The administration has announced that it will raise the tax burden to 30 percent on anyone making $1 million or more, even though their own statistics show that this will raise only $5 billion a year in revenue. RNC Chairman Reince Priebus explains what this will and won’t accomplish:
The Buffett Rule won’t balance the budget. It won’t prevent a debt crisis. It won’t help the economy. It won’t get you a job.
But contrary to Obama’s rhetoric, it was never meant to.
For Barack Obama, the Buffett Tax (it’s a tax, plain and simple) has one goal: to divide and distract America. He wants to divide the electorate with class warfare to distract us from his failed policies. This is how desperate he is to win reelection. This is how little he thinks of the American voter.
Mr. Priebus is being too kind: I think that President Obama believes in the so-called Buffett Rule, whether it is politically expedient or not. Spreading wealth is at the heart of his political philosophy. Dividing the citizenry is just a nice little extra.
Needless to say, the Buffett Rule won’t affect me, but it is nevertheless highly disturbing: there is behind this extreme taxation an underlying notion that what citizens earn isn’t really theirs; the government is entitled to whatever it wants and it decides how much the mere earner (or, yes, inheritor) gets to control. If you are extremely successful, then your money—especially, your money—doesn’t really belong to you, in this view.
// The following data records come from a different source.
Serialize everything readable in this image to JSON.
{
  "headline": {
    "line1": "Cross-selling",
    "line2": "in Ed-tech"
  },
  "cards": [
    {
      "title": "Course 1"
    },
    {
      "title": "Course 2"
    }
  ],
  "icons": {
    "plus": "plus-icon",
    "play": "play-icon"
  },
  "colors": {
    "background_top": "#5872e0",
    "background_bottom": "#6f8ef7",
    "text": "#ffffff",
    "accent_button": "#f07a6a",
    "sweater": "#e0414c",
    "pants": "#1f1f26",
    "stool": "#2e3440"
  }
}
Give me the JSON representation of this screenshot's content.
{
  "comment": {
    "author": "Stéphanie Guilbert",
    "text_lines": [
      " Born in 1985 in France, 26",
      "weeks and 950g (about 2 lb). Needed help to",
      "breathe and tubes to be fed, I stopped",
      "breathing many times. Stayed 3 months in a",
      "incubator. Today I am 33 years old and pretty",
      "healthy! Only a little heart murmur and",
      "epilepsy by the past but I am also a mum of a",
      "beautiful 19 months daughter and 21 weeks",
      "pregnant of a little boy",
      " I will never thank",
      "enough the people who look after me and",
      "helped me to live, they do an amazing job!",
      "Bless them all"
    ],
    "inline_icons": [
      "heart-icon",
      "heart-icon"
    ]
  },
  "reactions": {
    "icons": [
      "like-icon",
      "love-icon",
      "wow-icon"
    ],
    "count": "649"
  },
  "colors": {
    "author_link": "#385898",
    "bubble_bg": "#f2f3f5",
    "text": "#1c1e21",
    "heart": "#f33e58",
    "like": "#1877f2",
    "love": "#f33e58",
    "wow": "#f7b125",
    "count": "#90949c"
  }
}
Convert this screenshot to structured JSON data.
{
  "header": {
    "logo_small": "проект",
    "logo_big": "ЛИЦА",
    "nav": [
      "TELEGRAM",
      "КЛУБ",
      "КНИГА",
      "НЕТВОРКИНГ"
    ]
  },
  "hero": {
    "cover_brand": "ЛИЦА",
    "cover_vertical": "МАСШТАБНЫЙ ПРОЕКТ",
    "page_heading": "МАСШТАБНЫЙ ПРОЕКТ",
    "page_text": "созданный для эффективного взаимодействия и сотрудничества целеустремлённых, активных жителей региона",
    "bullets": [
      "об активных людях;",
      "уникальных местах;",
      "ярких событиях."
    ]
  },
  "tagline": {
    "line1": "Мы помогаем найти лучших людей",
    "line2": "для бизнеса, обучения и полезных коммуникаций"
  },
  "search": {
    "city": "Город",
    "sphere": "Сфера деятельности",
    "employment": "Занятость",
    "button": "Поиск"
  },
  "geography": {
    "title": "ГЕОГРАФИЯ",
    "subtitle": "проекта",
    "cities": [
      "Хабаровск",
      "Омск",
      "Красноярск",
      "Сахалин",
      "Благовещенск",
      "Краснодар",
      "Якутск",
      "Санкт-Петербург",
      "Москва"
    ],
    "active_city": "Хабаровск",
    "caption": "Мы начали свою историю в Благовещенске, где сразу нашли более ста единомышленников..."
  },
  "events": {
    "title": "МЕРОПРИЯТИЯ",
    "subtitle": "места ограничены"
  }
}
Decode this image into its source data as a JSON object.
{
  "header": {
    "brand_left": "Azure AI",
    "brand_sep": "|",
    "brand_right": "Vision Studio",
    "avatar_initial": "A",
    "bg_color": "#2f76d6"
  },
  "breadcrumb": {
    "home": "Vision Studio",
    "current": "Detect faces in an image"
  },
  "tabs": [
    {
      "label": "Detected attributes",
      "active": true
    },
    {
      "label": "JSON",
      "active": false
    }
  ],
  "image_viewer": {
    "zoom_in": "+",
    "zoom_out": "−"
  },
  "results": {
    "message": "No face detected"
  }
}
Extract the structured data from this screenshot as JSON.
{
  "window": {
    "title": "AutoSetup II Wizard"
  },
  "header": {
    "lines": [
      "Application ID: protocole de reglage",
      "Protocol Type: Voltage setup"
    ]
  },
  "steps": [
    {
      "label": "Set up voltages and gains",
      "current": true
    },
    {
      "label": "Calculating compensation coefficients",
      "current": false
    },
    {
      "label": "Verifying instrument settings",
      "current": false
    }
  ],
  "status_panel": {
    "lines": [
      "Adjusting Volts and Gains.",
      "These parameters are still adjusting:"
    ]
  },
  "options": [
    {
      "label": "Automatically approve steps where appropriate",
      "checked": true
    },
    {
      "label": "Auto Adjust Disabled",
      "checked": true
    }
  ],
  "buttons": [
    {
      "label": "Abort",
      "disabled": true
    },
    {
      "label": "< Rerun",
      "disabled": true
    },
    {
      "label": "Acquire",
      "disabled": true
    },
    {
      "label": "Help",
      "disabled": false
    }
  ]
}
Interestingly, by making the tax burden more onerous to the very rich, the government will increase its own power. The Wall Street Journal notes:
The Buffett tax would only make loopholes more valuable. The White House has already carved out one exception to its own Buffett rule: charitable donations. So a billionaire could avoid the 30% effective tax rate by giving away millions of dollars—say, the way Mitt Romney so generously does.
Want to guess how long it will take for the suits on K Street to get busy trying to reinsert tax breaks for "investments" in the likes of municipal bonds, mortgages, energy-efficient toasters, windmills or by Chuck Schumer's hedge-fund buddies?
The century-long history of the federal income tax teaches us one lesson over and over: The higher the tax rates, the more loopholes Congress inserts as a way around those rates. This is why the government collected roughly as much tax revenue as a share of GDP when the top tax rate was 70% in the 1970s as it did when the rate fell to 28% in 1986.
The other thing to note is that the Buffett Rule is that, in addition to not raising significant revenue for our increasingly rapacious government, is is likely to further suppress job creation. What’s fair about that?